Кругом все еще ругались и кричали. Соседнее купе оказалось занятым каким-то негром в блестящем цилиндре, в дорогой меховой шубе, и изящною, накрашенною дамою с подведенными глазами. Эта парочка танцевала в харбинских кафе-шантанах кэк-уок и теперь ехала на гастроли на станцию Маньчжурия.
Штабс-капитан в потертых погонах кричал на жандарма:
– Я тебя спрашиваю, как тут очутилась эта эфиопская харя?! Мы их в толпе не видели, когда у вагонов стояли… С той стороны их впустил, на чаек получил?.. Мы здесь кровь проливали, нам нету места, а они кэк-уок танцевали, им нашлось отдельное купе?!
Наконец, поезд двинулся. Все рассаживались и устраивались на взятых с бою местах. Слава богу! Как-никак, а наконец поехали. Впереди – Россия.
* * *
Поезд мчался по пустынным равнинам, занесенным снегом. В поезде было три классных вагона; их занимали офицеры.

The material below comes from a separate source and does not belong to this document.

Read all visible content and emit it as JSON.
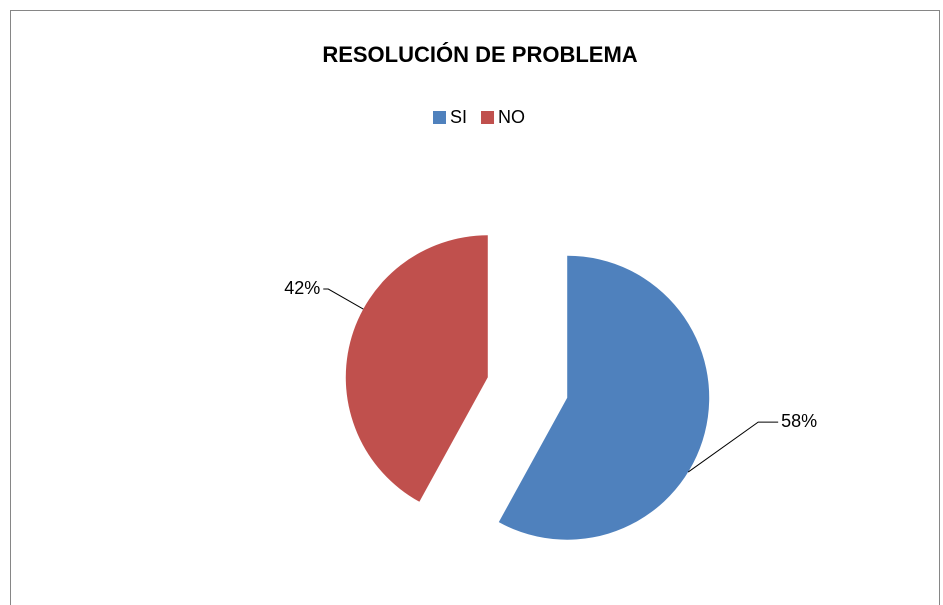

В остальных вагонах, теплушках, ехали солдаты, возвращавшиеся в Россию одиночным порядком. Все солдаты были пьяны. На остановках они пели, гуляли по платформе, сидели в залах первого и второго класса. На офицеров и не смотрели. Если какой-нибудь солдат по старой привычке отдавал честь, то было странно и необычно.
И во всех эшелонах было то же. Темная, слепая, безначально-бунтующая сила прорывалась на каждом шагу. В Иркутске проезжие солдаты разнесли и разграбили вокзал. Под Читою солдаты остановили экспресс, выгнали из него пассажиров, сели в вагон сами и ехали, пока не вышли все пары.

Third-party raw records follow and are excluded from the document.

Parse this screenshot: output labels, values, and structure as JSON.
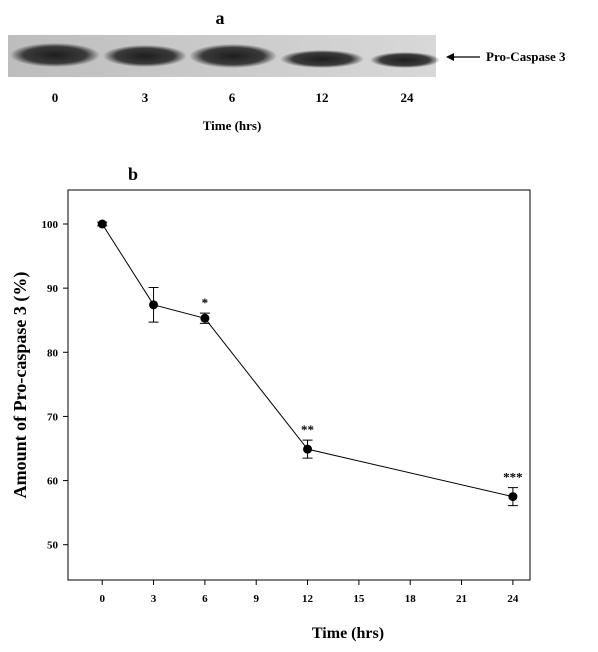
{
  "blot": {
    "panel_label": "a",
    "lanes": [
      "0",
      "3",
      "6",
      "12",
      "24"
    ],
    "xlabel": "Time (hrs)",
    "band_label": "Pro-Caspase 3"
  },
  "chart_data": {
    "type": "line",
    "panel_label": "b",
    "xlabel": "Time (hrs)",
    "ylabel": "Amount of Pro-caspase 3 (%)",
    "x": [
      0,
      3,
      6,
      12,
      24
    ],
    "values": [
      100,
      87.4,
      85.3,
      64.9,
      57.5
    ],
    "errors": [
      0.3,
      2.7,
      0.8,
      1.4,
      1.4
    ],
    "color": "#000000",
    "xlim": [
      -2,
      25
    ],
    "xticks": [
      0,
      3,
      6,
      9,
      12,
      15,
      18,
      21,
      24
    ],
    "ylim": [
      44.5,
      105.3
    ],
    "yticks": [
      50,
      60,
      70,
      80,
      90,
      100
    ],
    "annotations": [
      {
        "x": 6,
        "text": "*"
      },
      {
        "x": 12,
        "text": "**"
      },
      {
        "x": 24,
        "text": "***"
      }
    ]
  }
}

Нам рассказывал это ехавший в нашем поезде мелкий железнодорожный служащий, в фуражке с малиновыми выпушками. Все жадно обступили его, расспрашивали. Впервые мы увидели представителя, осиянного всемирною славою железнодорожного союза, первым поднявшего на свои плечи великую октябрьскую забастовку. У него были ясные, молодые глаза. Он с недоумевающей улыбкой говорил о непонимании офицерами происходящего освободительного движения, рассказывал о стачечных комитетах, о выставленных ими требованиях.
– А скажите, как у вас, все слушаются стачечных комитетов?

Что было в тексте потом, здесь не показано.